Among the materials of the expedition there are more than 1700 drawings – an enormous but hitherto inaccessible treasure of artistic and scientific expressiveness. It is owed to the work of five draftsmen and two architects who accompanied the expedition. Notwithstanding their strife for objectiveness, their drawings bear evidence of individual perceptions of Egypt under the aesthetic and epistemological constraints of the time. In turn, being the source for the monumental publication of plates, these drawings themselves shaped societal perceptions of 19th- and 20th-century Europe about Egypt.
The Einstein project, affiliated to four Berlin institutions – the Egyptian Museum, Berlin-Brandenburg Academy of Sciences, Freie Universität and Technische Universität, aimed at the digitization and interdisciplinary exploitation of this treasure of drawings. All items were digitized in high-resolution image data. These data were annotated and scientifically processed under two perspectives: At the one hand, the entire body of drawings was annotated with Egyptological information and object metadata. On the other hand, a chosen selection of more than 100 drawings were art-historically described and annotated with comparative material. They were thus classified according to patterns of imagination of the spatially and culturally distant world of Ancient (and contemporary) Egypt under the epistemological horizon, and in media formats of 19th-century Europe.

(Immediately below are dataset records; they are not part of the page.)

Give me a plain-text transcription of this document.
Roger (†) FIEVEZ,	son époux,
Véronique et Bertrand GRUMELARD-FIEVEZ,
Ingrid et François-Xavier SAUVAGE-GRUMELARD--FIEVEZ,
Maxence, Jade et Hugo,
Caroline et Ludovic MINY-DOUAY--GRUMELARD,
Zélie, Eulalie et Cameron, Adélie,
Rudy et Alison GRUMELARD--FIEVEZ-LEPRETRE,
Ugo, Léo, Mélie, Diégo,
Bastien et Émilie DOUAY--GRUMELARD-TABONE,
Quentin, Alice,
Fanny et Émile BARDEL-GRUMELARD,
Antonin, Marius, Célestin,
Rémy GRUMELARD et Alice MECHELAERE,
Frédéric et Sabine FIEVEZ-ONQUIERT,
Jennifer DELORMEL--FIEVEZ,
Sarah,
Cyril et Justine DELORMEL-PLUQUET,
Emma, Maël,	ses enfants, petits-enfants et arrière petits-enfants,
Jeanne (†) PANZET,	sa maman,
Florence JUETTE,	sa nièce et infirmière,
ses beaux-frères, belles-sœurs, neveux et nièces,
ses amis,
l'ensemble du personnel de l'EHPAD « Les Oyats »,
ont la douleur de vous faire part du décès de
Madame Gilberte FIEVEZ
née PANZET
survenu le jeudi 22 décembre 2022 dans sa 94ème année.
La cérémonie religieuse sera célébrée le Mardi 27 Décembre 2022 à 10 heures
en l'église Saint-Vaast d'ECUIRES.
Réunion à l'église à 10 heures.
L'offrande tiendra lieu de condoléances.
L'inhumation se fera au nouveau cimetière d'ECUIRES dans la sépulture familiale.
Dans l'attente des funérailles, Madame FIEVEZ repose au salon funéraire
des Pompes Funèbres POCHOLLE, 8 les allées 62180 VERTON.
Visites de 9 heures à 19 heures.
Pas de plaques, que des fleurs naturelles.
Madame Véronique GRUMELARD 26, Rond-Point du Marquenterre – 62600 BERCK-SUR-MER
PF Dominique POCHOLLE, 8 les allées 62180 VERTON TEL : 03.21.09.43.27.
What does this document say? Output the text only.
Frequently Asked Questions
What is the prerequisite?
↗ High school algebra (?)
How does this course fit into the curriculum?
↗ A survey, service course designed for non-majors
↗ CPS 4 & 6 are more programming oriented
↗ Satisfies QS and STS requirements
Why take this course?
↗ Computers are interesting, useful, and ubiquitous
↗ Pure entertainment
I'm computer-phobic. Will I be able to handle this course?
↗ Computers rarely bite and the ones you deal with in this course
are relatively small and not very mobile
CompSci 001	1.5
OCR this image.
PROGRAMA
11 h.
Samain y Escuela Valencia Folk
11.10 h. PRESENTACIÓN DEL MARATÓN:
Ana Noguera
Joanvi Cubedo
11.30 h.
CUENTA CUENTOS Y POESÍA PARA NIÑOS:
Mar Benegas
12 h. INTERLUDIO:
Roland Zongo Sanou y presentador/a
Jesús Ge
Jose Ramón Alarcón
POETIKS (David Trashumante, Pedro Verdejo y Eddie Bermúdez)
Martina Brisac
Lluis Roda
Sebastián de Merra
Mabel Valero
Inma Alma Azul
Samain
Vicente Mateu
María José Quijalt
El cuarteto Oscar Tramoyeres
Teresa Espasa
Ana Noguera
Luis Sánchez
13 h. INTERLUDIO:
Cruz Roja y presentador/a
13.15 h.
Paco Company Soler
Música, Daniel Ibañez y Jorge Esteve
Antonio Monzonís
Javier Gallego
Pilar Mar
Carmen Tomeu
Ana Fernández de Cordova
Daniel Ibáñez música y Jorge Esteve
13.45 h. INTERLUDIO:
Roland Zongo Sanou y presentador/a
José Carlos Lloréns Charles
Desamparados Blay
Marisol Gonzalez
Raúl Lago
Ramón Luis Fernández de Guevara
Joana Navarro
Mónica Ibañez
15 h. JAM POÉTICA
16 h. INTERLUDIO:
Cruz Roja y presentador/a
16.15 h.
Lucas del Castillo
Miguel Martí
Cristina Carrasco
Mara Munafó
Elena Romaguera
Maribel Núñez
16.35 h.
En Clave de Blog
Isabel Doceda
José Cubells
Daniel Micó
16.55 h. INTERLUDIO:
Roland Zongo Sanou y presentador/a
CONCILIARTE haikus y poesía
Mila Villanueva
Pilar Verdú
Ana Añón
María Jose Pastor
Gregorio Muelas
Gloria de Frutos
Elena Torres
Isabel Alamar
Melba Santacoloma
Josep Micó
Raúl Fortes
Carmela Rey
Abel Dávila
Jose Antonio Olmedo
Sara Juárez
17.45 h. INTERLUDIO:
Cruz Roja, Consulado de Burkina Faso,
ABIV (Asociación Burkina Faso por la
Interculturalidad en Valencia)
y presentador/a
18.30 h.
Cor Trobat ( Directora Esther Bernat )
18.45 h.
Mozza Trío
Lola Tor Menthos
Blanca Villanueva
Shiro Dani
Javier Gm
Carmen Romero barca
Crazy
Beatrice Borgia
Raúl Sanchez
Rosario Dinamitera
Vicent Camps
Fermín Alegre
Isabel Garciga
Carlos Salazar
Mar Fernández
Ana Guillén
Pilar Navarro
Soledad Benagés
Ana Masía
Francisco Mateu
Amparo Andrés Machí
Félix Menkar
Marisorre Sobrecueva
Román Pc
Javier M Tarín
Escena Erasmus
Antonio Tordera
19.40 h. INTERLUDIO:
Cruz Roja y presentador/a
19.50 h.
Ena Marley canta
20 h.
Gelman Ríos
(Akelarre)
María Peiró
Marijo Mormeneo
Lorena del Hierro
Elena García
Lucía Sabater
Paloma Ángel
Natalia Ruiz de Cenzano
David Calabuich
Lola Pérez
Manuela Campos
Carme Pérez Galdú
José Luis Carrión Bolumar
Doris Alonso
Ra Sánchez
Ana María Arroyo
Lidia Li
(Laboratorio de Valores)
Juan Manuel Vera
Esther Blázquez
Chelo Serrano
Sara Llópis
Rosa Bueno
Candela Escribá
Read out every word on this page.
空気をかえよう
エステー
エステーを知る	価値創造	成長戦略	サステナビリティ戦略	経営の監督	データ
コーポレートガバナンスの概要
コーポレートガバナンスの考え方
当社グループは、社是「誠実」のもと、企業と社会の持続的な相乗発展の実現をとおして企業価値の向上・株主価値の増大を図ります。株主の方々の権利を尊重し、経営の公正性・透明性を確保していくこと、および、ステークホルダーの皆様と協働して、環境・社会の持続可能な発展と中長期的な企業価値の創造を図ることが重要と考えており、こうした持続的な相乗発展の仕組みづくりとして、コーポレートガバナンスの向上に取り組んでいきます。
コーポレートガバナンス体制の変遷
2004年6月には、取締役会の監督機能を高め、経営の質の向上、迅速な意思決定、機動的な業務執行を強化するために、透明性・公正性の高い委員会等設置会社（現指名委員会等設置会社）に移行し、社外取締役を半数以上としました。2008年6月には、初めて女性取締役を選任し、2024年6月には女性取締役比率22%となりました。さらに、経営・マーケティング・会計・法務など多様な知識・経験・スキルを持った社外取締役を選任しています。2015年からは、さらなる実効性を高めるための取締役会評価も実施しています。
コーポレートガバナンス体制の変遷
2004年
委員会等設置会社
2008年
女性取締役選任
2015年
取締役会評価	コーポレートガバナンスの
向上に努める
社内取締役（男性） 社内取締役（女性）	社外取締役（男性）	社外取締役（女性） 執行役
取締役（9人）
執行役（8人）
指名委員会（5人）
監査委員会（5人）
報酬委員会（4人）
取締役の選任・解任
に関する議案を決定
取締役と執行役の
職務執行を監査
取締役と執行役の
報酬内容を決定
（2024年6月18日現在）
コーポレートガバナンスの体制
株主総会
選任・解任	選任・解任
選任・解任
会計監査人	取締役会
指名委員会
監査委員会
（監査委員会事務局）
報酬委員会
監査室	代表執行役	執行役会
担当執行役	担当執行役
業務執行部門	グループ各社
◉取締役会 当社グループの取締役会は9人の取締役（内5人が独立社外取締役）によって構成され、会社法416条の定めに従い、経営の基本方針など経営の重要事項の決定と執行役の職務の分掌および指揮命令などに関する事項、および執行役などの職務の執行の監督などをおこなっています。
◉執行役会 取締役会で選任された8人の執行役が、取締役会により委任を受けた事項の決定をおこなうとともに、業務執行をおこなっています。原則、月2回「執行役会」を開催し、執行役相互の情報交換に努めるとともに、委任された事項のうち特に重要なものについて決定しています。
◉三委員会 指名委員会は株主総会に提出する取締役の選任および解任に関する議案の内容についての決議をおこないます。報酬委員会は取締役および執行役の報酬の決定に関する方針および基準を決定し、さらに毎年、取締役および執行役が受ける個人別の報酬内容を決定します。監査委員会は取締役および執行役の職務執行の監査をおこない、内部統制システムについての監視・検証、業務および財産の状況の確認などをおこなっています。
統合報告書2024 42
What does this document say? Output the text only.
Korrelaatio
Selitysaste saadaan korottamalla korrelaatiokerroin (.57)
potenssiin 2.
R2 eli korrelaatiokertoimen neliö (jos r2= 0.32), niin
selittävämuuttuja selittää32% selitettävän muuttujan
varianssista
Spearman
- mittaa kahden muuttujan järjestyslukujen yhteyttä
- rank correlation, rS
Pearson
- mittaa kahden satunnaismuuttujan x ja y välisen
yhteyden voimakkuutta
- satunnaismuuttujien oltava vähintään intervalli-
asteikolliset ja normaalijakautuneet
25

Last, but not least, all objects which the expedition had removed from their in-situ contexts (the Egyptian architectural and landscape contexts “virtualized”, as it were, by the drawings) and brought to the Berlin Egyptian Museum were submitted to a detailed and extensive stocktaking. Further ore, an architectural research agenda focusing on the architectural drawings of the expedition’s architect Georg Erbkam and a print edition of his diaries was started during the project period. The project work has laid foundation for the planned compilation, digital integration, interlinking, and freely accessible publication of all objects, materials and archive records relating to the Prussian expedition to Egypt and Nubia under the roof of an online portal whose continuous expansion shall be achieved through future projects. A special exhibition under the title “Adventures on the Nile. Prussia and Egyptology, 1842 – 1845” will be shown from 2 September2022 until 7 March 2023 in the New Museum, marking an end point of the project, and conveying its scientific achievements to the public.